Exhaustive and, at over two hours, exhausting, it charts events over the course of one year in 23 countries, dropping in and out of refugee hotspots in places as diverse as Iraq, Afghanistan, Greece, Germany, and France.
Weiwei documents the mass movement of people across land and sea, beginning by greeting tired and traumatised refugees arriving in Lesbos, offering soothing words and warm cups of tea, and then following them as they make their way along muddy roads and through a roiling river, only to find their route blocked by razor wire and a fence at the Macedonian border. The film then branches out in ways which seem arbitrary, but have a poetic coherence.

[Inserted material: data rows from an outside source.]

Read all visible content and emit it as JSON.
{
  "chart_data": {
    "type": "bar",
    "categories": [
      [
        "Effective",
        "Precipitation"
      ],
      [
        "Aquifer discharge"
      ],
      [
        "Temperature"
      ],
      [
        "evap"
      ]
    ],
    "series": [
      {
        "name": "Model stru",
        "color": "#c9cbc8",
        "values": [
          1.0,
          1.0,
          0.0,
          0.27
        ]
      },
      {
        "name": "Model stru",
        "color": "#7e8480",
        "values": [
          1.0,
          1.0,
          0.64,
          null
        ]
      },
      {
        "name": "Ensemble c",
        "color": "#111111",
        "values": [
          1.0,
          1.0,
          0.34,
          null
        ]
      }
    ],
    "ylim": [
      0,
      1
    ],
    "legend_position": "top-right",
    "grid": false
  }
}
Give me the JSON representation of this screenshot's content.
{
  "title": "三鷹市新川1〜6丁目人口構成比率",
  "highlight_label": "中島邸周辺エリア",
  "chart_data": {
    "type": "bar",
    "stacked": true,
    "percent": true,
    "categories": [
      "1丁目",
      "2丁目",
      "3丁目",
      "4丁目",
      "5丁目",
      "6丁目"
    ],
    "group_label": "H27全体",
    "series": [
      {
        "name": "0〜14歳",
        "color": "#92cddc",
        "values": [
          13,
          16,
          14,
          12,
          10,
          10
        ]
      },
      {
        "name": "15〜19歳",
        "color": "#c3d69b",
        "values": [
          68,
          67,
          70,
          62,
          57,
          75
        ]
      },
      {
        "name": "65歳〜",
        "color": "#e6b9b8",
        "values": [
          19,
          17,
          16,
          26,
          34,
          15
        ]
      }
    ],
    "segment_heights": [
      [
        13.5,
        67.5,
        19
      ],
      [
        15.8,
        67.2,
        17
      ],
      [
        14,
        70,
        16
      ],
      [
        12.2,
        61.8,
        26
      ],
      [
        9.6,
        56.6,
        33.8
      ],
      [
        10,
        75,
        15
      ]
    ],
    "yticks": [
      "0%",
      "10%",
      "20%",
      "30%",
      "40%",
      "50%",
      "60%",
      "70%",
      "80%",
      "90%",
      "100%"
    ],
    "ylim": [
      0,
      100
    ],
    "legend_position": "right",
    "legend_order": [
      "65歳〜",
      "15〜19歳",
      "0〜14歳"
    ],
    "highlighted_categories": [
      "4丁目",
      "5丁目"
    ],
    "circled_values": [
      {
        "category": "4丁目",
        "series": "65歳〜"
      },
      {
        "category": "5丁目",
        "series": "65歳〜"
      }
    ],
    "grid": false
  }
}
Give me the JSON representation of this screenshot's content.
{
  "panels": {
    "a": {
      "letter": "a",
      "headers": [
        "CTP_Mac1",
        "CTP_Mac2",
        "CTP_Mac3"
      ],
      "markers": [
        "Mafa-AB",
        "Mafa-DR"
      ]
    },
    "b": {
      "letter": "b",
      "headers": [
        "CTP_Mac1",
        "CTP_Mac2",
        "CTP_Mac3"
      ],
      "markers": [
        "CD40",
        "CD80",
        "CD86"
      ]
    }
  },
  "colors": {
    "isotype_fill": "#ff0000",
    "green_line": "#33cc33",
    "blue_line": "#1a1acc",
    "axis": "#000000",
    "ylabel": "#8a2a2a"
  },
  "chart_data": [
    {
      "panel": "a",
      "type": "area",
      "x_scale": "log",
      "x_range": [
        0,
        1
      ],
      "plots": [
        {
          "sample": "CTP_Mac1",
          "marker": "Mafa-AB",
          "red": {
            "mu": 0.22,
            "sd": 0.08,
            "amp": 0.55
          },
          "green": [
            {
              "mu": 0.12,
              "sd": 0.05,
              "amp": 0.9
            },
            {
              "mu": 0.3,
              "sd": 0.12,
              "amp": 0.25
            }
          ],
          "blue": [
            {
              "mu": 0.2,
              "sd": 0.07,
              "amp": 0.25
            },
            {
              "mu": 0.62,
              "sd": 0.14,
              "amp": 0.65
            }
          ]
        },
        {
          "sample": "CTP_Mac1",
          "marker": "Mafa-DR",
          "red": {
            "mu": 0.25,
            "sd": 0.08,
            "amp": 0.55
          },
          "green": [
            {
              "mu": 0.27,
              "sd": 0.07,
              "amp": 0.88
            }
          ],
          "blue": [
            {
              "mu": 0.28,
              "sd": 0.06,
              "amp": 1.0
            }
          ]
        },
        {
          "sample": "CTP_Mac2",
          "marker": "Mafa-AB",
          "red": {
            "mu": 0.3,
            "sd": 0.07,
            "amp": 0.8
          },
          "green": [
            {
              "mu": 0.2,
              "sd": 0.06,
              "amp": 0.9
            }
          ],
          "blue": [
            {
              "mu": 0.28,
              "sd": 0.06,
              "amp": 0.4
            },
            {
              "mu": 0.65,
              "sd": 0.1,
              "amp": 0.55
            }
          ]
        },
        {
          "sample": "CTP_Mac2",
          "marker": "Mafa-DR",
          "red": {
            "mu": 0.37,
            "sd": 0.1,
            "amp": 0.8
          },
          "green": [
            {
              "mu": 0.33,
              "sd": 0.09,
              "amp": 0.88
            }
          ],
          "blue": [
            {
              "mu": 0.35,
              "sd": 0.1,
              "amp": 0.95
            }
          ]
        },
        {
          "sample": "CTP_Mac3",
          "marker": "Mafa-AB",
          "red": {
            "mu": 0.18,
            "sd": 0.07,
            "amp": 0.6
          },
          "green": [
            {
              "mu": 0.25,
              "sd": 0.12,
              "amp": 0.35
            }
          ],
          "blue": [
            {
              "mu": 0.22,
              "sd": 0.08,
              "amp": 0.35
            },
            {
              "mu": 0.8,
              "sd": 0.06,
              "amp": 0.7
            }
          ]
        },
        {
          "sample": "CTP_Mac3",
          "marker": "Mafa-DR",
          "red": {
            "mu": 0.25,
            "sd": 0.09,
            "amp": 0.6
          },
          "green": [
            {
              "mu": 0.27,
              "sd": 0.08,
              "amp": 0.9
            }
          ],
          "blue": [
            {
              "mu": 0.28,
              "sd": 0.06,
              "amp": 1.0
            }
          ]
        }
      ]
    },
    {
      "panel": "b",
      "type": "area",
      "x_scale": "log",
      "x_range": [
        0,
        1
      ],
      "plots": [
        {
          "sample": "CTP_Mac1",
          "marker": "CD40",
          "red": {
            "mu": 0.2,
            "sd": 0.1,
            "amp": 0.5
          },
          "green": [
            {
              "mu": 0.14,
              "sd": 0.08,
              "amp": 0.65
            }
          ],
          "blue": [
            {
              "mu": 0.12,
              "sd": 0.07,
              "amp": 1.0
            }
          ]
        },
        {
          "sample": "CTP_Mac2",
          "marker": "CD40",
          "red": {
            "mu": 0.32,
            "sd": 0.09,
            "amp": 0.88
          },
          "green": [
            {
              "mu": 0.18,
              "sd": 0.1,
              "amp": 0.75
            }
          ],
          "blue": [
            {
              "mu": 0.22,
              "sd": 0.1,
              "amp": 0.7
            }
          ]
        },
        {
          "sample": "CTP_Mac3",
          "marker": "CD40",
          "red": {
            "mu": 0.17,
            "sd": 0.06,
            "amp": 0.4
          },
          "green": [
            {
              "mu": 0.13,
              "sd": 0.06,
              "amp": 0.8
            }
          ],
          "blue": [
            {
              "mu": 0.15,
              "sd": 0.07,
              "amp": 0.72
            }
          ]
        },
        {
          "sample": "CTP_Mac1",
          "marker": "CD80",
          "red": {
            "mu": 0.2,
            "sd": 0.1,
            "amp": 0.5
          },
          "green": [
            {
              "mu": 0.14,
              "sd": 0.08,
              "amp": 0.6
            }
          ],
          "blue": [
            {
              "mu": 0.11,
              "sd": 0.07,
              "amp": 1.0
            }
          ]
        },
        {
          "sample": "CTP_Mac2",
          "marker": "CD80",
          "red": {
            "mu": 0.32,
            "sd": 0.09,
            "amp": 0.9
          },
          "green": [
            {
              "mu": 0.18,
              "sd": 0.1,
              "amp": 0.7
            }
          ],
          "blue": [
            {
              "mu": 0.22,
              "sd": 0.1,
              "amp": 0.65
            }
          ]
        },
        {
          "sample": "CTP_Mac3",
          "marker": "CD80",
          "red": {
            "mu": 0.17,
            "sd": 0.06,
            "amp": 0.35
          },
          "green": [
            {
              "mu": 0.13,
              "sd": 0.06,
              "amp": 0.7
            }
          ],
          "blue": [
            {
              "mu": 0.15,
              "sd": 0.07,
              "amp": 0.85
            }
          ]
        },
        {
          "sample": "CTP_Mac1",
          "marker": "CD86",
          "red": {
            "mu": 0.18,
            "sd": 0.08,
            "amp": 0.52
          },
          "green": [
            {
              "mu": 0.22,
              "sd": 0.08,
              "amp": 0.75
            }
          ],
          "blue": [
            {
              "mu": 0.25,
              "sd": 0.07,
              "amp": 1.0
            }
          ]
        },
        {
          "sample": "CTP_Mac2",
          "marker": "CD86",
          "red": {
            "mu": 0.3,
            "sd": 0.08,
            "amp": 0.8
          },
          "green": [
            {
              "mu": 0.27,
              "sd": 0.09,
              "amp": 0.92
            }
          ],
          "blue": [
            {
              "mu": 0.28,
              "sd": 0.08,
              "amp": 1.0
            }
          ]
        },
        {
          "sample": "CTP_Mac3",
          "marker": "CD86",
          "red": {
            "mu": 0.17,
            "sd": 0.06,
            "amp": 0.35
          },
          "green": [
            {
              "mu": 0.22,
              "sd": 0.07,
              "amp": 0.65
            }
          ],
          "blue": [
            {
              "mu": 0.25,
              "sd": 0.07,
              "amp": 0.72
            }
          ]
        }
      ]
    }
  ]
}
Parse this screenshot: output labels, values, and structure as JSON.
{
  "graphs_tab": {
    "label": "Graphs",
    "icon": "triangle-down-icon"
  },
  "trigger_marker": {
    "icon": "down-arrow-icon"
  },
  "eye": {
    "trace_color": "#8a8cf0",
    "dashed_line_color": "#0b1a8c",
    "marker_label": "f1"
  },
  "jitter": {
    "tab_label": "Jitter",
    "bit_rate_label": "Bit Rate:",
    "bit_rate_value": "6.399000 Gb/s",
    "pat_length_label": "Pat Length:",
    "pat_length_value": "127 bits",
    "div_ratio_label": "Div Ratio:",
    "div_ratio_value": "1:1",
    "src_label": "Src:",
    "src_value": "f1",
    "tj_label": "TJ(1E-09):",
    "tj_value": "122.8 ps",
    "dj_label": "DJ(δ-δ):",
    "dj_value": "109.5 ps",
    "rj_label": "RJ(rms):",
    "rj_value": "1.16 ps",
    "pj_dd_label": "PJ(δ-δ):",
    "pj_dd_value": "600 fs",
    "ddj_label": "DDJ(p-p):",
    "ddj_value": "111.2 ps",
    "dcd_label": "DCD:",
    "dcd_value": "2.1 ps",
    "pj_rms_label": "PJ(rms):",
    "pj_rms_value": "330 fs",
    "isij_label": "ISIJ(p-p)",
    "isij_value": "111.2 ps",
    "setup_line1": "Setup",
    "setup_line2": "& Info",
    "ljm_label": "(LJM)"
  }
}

Throughout, majestic drone shots take us flying over bombed-out towns, vast refugee camps and isolated villages. Weiwei moves from the macro to the micro, the abstract to the intimate, showing us the scale of the problem, but also listening to individual personal stories. We hear about drownings and rapes, hopes and fears, and get a sense, via the refugees and a number of expert talking heads, of how Europe is failing to live up to the ethical frameworks it created in charters following World War 2.
Weiwei doesn’t just want us to recognise our shared humanity, but the inhumanity shown to people who, like us, just want peace, security, dignity and respect. The scale of the problem is mind-bogglingly big though, and the film offers no solutions. How could it? It is, however, an urgent call for empathy and compassion, and a powerful reminder of the saying “There but for the grace of God go I”.